Say what you will about Elon Musk, but when the technological disrupter sets his mind to something, he plays to win.
Founded only in July of last year, his latest artificial intelligence startup, xAI, just brought a new supercomputer dubbed Colossus online during the Labor Day weekend designed to train its large language model (LLM) known as Grok, a rival to Open AI’s better known GPT-4.
While Grok is limited to paying subscribers of Musk’s X social media platform, many Tesla experts speculate it will eventually form the artificial intelligence powering the EV manufacturer’s humanoid robot Optimus.
Musk estimates this strategic lighthouse project could eventually earn Tesla $1 trillion in profits annually.
Located in Tennessee, the new xAI data center houses 100,000 Nvidia benchmark Hopper H100 processors, more than any other individual AI compute cluster.
“From start to finish, it was done in 122 days,” Musk wrote, calling Colossus “the most powerful AI training system in the world.”
This weekend, the @xAI team brought our Colossus 100k H100 training cluster online. From start to finish, it was done in 122 days.
— Elon Musk (@elonmusk) September 2, 2024
Colossus is the most powerful AI training system in the world. Moreover, it will double in size to 200k (50k H200s) in a few months.
Excellent…
It doesn’t end there for xAI, either: Musk estimates he will double Colossus's compute capacity in a matter of months once he can procure 50,000 chips of Nvidia’s new, more advanced H200 series, which are roughly twice as powerful.
Musk and xAI did not respond to requests from Fortune for comment.
Built to train Grok-3, potentially the next leader in AI models
The pace at which Colossus has been set up is blistering given xAI had selected its Memphis site only in June.
Moreover, several heavy-hitting tech firms, including Microsoft, Google, and Amazon, are competing to acquire Nvidia’s prized Hopper series AI chips in the current AI gold rush alongside Musk.
But the AI entrepreneur is a valued customer of Nvidia and pledged to spend $3 billion to $4 billion this year on CEO Jensen Huang’s hardware—just for Tesla alone.
Moreover, xAI enjoyed a head start by helping itself to Tesla’s supply of AI chips already delivered to the EV manufacturer.
The Memphis cluster will train Musk’s third generation of Grok.

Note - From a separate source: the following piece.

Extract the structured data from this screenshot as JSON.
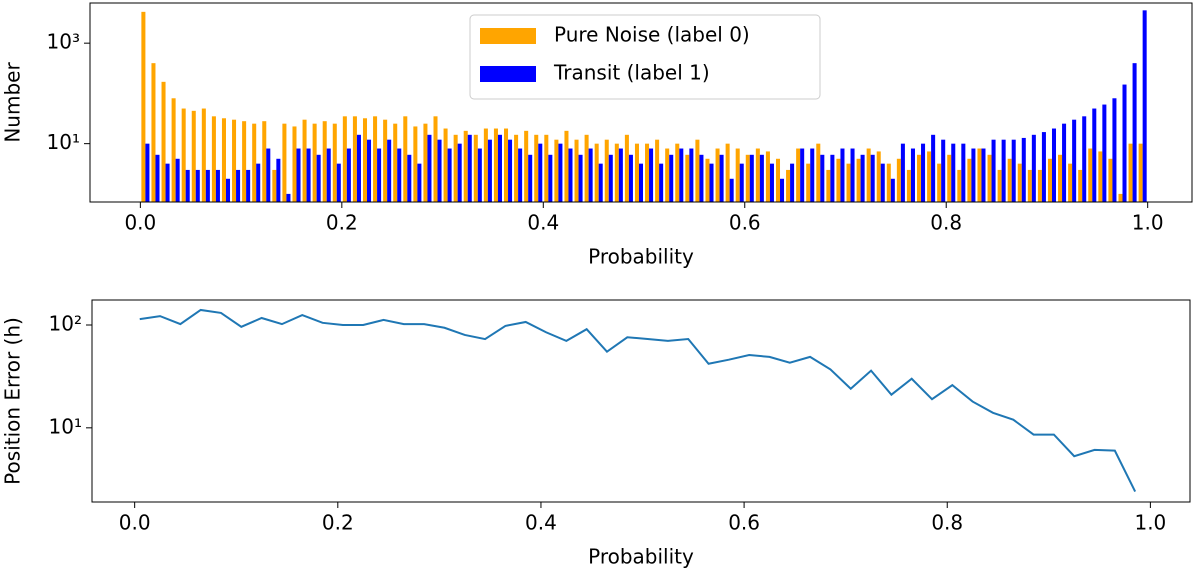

"We're hoping to release Grok-3 by December, and Grok-3 should be the most powerful AI in the world at that point," he told conservative podcaster Jordan Peterson in July.
An early beta of Grok-2 just rolled out to users last month.
It was trained on only around 15,000 Nvidia H100s graphic processors, yet by some standards, it is already among the most capable AI large language models, according to competitive chatbot leaderboards.
Upping that GPU count nearly sevenfold suggests Musk has no intention of surrendering the race to develop artificial general intelligence to OpenAI, which he helped cofound in late 2015 after becoming worried that Google was dominating the technology.
Musk later fell out with CEO Sam Altman and is now suing the company a second time.
To help even the odds, xAI raised $6 billion in a Series B funding round in May, with the help of venture capitalists like Andreessen Horowitz and Sequoia Capital, as well as deep-pocketed investors like Fidelity and Saudi Prince Alwaleed bin Talal’s Kingdom Holding.
Tesla could be the next company to invest in Musk's xAI
Musk has also indicated he would propose to Tesla's board a vote on whether to invest potentially $5 billion into xAI as well, a step welcomed by a number of shareholders.
Of the roughly $10B in AI-related expenditures I said Tesla would make this year, about half is internal, primarily the Tesla-designed AI inference computer and sensors present in all of our cars, plus Dojo.
— Elon Musk (@elonmusk) June 4, 2024
For building the AI training superclusters, NVidia hardware is about…
xAI’s supercomputer cluster has caused alarm in Memphis, however, given the extreme haste with which city officials agreed to the project, which brings economic activity back to a part of the city that last housed an Electrolux factory for white goods.
One main concern is the strain it will create on the city’s resources. Officials of municipal utility MLGW estimate that Colossus requires up to 1 million gallons of water per day to cool the servers and will consume as much as 150 megawatts of power.
But Musk is someone who only thinks big, and anything worth doing is worth doing fast—otherwise you risk falling behind the competition.
Speaking to Lex Fridman after the podcaster visited xAI’s rapidly growing operations, Musk said speed was a key part of his five-step management process.
“Any given thing can be sped up. However fast you think it can be done,” he said last month, “it can be done faster.”